Clarification: This question comes from a real-life scenario: I had to write a complex algorithm. First I wrote it in Scala, then I "had to" rewrite it in Java. The Java implementation was twice as long, and not that clear, but at the same time it was twice as fast. Rewriting the Scala code to be efficient would probably take some time and a somewhat deeper understanding of scala internal efficiencies (for vs. map vs. fold, etc)
Let's discuss a fallacy in the question:
So, if 99% of Java developers write more efficient code than 99% of
Scala developers, this is a huge obstacle to cross for greater Scala
adoption. Is there a way out of this trap?
This is presumed, with absolutely no evidence backing it up. If false, the question is moot.
Is there evidence to the contrary? Well, let's consider the question itself -- it doesn't prove anything, but shows things are not that clear.
Totally non-Scala idiomatic, non-functional, non-concise, but it's
very efficient. It traverses the list only once!
Of the four claims in the first sentence, the first three are true, and the fourth, as shown by user unknown, is false! And why it is false? Because, contrary to what the second sentence states, it traverses the list more than once.
The code calls the following methods on it:
res.append(max)
res.append(x)
and
res.toList
Let's consider first append.
append takes a vararg parameter. That means max and x are first encapsulated into a sequence of some type (a WrappedArray, in fact), and then passed as parameter. A better method would have been +=.
Ok, append calls ++=, which delegates to +=. But, first, it calls ensureSize, which is the second mistake (+= calls that too -- ++= just optimizes that for multiple elements). Because an Array is a fixed size collection, which means that, at each resize, the whole Array must be copied!
So let's consider this. When you resize, Java first clears the memory by storing 0 in each element, then Scala copies each element of the previous array over to the new array. Since size doubles each time, this happens log(n) times, with the number of elements being copied increasing each time it happens.

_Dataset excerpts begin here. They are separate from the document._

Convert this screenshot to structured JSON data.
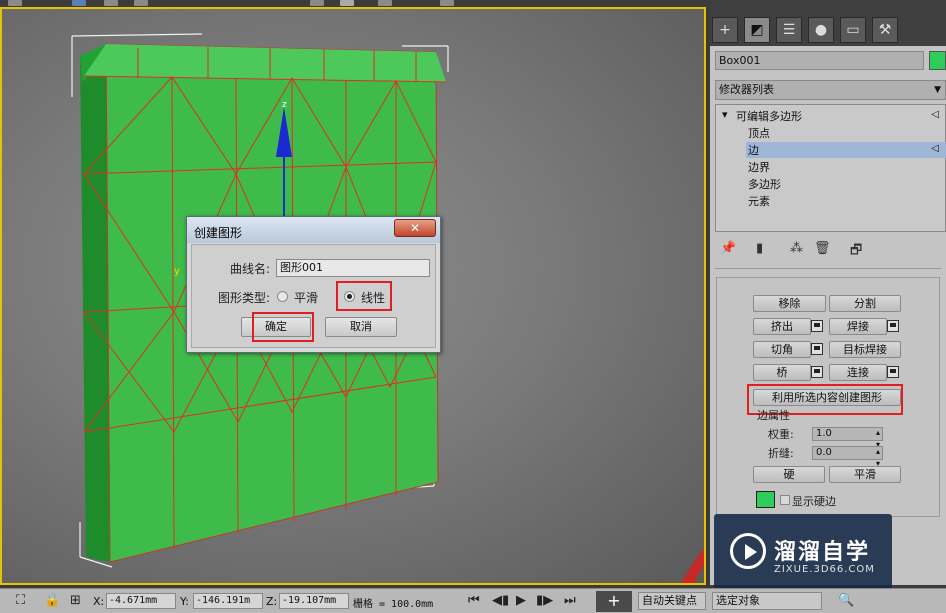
{
  "viewport": {
    "axis_label": "z",
    "y_label": "y"
  },
  "dialog": {
    "title": "创建图形",
    "close_label": "✕",
    "curve_name_label": "曲线名:",
    "curve_name_value": "图形001",
    "shape_type_label": "图形类型:",
    "option_smooth": "平滑",
    "option_linear": "线性",
    "selected_option": "线性",
    "ok_label": "确定",
    "cancel_label": "取消"
  },
  "panel": {
    "object_name": "Box001",
    "object_color": "#2ecc5a",
    "modifier_list": "修改器列表",
    "stack": {
      "root": "可编辑多边形",
      "items": [
        "顶点",
        "边",
        "边界",
        "多边形",
        "元素"
      ],
      "selected": "边"
    },
    "buttons": {
      "remove": "移除",
      "split": "分割",
      "extrude": "挤出",
      "weld": "焊接",
      "chamfer": "切角",
      "target_weld": "目标焊接",
      "bridge": "桥",
      "connect": "连接",
      "create_shape": "利用所选内容创建图形",
      "hard": "硬",
      "smooth": "平滑"
    },
    "edge_props_label": "边属性",
    "weight_label": "权重:",
    "weight_value": "1.0",
    "crease_label": "折缝:",
    "crease_value": "0.0",
    "show_hard_edges": "显示硬边"
  },
  "statusbar": {
    "x_label": "X:",
    "x_value": "-4.671mm",
    "y_label": "Y:",
    "y_value": "-146.191m",
    "z_label": "Z:",
    "z_value": "-19.107mm",
    "grid_label": "栅格 = 100.0mm",
    "auto_key": "自动关键点",
    "selected_objects": "选定对象"
  },
  "watermark": {
    "brand": "溜溜自学",
    "url": "ZIXUE.3D66.COM"
  }
}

Take for example n = 16. It does this four times, copying 1, 2, 4 and 8 elements respectively. Since Java has to clear each of these arrays, and each element must be read and written, each element copied represents 4 traversals of an element. Adding all we have (n - 1) * 4, or, roughly, 4 traversals of the complete list. If you count read and write as a single pass, as people often erroneously do, then it's still three traversals.
One can improve on this by initializing the ArrayBuffer with an initial size equal to the list that will be read, minus one, since we'll be discarding one element. To get this size, we need to traverse the list once, though.
Now let's consider toList. To put it simply, it traverses the whole list to create a new list.
So, we have 1 traversal for the algorithm, 3 or 4 traversals for resize, and 1 additional traversal for toList. That's 4 or 5 traversals.
The original algorithm is a bit difficult to analyse, because take, drop and ::: traverse a variable number of elements. Adding all together, however, it does the equivalent of 3 traversals. If splitAt was used, it would be reduced to 2 traversals. With 2 more traversals to get the maximum, we get 5 traversals -- the same number as the non-functional, non-concise algorithm!
So, let's consider improvements.
On the imperative algorithm, if one uses ListBuffer and +=, then all methods are constant-time, which reduces it to a single traversal.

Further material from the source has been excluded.